Example a high efficiency 330W panel could cost $300 or more while a common 285W panel typically cost closer to $180. With both made by the same manufacturer, this equates to roughly $0.60 per Watt compared to $0.90 per Watt. Although in the case the leading manufacturers such as LG, Sunpower, Winaico and REC the more expensive panels have higher performance, lower degradation rates and generally come with a longer 'manufacturer' warranty period, so it is often a very wise investment.
Panel Size Vs Efficiency
Panel size is not directly related to efficiency as the larger panels generally use more cells to achieve greater power output. The two most common size panels use 60 cells or 72 cells, however a few manufacturers like SunPower produce 96 and 104 cell panels using smaller 5” cells. Most residential rooftop installations use the standard 6” square 60 cell panels while commercial systems and large scale solar farms mostly use the larger 72 cell panels. In North America many residential and commercial systems use the high efficiency 96 or 104 cell panels from SunPower or Panasonic.

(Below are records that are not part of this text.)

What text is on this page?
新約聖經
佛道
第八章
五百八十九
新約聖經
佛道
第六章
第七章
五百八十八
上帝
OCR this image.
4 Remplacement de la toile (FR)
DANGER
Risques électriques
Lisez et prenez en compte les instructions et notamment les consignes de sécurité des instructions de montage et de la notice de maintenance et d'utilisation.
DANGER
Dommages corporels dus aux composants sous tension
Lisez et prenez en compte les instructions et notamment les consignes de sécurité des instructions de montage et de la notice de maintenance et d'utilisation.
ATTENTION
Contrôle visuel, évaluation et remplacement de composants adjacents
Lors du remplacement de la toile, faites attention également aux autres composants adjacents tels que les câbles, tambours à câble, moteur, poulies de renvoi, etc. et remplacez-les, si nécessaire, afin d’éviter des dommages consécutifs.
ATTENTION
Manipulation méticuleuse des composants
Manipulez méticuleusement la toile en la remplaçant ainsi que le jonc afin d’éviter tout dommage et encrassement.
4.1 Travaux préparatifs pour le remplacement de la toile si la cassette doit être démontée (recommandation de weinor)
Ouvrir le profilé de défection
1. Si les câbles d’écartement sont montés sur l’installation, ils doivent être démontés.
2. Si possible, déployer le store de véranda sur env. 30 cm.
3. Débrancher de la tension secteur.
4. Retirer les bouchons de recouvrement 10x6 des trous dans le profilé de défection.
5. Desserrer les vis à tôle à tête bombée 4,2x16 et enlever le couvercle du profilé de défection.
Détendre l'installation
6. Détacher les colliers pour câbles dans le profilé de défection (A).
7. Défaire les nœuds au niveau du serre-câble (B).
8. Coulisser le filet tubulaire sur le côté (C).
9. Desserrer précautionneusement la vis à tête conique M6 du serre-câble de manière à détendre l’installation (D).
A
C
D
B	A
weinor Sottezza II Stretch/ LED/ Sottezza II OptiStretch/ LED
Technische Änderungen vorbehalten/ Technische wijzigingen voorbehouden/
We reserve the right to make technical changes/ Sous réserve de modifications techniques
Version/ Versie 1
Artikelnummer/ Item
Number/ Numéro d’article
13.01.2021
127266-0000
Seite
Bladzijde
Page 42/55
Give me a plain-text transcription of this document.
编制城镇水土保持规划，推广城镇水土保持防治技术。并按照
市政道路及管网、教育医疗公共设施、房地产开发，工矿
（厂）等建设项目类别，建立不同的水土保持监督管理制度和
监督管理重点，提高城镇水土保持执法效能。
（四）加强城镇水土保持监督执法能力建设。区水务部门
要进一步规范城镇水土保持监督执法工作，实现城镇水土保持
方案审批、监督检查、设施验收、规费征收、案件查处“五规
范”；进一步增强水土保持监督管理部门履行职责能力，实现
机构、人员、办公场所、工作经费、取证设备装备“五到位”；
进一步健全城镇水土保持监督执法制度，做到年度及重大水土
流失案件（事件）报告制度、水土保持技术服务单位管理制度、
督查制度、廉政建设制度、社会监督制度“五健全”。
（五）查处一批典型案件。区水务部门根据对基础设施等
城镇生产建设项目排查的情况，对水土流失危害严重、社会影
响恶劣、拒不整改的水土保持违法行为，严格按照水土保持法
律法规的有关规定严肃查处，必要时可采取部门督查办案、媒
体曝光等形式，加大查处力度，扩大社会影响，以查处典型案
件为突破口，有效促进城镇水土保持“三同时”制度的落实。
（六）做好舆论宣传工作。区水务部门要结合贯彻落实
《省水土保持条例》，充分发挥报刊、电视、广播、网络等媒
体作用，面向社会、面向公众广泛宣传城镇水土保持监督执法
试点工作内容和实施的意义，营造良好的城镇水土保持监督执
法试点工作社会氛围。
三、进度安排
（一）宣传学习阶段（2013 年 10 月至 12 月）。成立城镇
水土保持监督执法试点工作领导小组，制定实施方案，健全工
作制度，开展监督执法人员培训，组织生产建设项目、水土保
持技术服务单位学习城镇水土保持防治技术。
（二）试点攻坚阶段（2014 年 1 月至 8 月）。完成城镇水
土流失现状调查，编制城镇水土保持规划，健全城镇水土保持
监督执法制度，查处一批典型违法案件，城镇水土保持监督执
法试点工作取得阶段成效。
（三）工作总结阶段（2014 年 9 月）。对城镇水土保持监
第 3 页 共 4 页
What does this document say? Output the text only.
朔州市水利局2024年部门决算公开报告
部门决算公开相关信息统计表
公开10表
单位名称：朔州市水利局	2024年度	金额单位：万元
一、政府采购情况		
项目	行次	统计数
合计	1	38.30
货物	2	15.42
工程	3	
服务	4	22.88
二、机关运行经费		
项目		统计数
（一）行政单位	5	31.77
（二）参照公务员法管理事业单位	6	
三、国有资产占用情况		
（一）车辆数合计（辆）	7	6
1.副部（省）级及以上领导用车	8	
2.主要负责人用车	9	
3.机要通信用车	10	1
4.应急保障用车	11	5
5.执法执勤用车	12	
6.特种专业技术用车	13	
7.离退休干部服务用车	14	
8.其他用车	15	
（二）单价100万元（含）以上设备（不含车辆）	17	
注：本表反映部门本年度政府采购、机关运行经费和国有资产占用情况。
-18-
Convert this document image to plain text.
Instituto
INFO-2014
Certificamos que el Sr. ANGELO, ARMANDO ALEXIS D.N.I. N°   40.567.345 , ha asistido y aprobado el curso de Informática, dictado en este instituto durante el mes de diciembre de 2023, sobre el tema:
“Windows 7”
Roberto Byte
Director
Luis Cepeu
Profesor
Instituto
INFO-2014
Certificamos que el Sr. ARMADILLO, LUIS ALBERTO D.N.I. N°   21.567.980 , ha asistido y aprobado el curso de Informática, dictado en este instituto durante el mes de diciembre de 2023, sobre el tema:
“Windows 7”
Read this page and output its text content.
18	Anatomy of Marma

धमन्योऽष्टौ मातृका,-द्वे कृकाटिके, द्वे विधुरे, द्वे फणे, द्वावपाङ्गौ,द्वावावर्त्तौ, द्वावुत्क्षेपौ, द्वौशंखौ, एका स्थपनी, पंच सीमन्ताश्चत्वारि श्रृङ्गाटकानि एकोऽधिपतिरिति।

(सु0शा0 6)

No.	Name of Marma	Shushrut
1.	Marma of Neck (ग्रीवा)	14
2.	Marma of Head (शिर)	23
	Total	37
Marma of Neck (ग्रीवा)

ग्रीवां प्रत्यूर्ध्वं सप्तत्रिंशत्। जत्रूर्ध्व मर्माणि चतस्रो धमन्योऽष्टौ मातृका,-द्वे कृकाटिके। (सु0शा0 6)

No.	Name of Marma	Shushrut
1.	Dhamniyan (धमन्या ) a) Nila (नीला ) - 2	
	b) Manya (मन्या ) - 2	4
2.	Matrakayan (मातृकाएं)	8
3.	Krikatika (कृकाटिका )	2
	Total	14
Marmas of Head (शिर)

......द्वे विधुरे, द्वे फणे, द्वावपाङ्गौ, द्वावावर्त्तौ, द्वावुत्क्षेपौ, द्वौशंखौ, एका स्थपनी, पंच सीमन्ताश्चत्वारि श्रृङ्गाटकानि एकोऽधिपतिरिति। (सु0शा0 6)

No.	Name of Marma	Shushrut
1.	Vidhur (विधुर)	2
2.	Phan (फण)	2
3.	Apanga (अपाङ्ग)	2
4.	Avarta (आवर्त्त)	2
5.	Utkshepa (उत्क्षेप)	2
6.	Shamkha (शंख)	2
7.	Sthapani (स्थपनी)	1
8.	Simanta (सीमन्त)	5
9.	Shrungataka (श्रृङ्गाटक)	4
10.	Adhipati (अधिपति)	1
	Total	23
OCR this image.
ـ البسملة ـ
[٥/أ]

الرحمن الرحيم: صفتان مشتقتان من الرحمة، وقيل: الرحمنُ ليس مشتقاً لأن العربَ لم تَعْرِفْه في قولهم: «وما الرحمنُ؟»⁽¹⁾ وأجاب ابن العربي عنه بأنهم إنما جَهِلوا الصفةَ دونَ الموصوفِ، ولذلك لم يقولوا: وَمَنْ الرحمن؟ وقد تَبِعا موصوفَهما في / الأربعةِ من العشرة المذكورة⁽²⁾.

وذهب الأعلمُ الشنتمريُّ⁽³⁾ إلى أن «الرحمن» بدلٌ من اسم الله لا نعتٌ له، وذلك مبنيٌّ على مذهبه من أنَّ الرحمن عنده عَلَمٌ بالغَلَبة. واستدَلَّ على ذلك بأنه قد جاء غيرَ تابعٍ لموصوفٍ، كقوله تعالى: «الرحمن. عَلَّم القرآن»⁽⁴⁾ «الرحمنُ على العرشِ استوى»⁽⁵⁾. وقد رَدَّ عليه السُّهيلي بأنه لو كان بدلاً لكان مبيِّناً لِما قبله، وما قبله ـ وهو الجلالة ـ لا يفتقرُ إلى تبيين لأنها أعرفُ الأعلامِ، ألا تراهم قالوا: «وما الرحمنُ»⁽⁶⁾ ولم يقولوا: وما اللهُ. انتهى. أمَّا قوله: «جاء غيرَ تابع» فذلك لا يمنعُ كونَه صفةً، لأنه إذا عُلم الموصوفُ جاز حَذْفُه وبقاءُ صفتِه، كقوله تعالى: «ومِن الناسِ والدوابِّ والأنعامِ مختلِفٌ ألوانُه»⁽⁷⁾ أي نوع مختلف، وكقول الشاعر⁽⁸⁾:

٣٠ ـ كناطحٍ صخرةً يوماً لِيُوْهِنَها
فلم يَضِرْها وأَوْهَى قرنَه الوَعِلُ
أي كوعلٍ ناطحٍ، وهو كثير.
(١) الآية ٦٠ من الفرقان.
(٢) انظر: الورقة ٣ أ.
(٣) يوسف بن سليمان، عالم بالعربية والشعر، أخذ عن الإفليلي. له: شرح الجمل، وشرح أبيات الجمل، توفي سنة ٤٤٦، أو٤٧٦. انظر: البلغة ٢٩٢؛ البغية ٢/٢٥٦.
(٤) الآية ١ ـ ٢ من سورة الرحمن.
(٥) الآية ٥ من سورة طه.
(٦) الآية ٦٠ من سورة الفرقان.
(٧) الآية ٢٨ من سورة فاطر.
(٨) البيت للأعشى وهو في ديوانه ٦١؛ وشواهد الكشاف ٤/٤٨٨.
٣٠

60 cell panel : Approx width 1.0m x length 1.65m
72 cell panel : Approx width 1.0m x length 2.0m
96 cell panel: Approx width 1.05m x length 1.60m
A standard size 60 cell (1m x 1.6m) panel with 17-19% efficiency typically has a power rating of 290-310 Watts where as a panel with higher efficiency of the same size can produce up to 330W. As previously explained the most efficient panels use the high performance N-type IBC or Interdigitated Back Contact cells which can achieve up to 22% panel efficiency and generate an impressive 360 to 400 Watts.
The new generation half-cut or split cell modules have double the amount of cells at roughly the same size. A panel with 60 cells in half-cell format is doubled to 120, and 72 cells in half-cell format is 144 cells. The half cut cell configuration is slightly more efficient as the panel voltage is still roughly the same but the current is split between the to halves.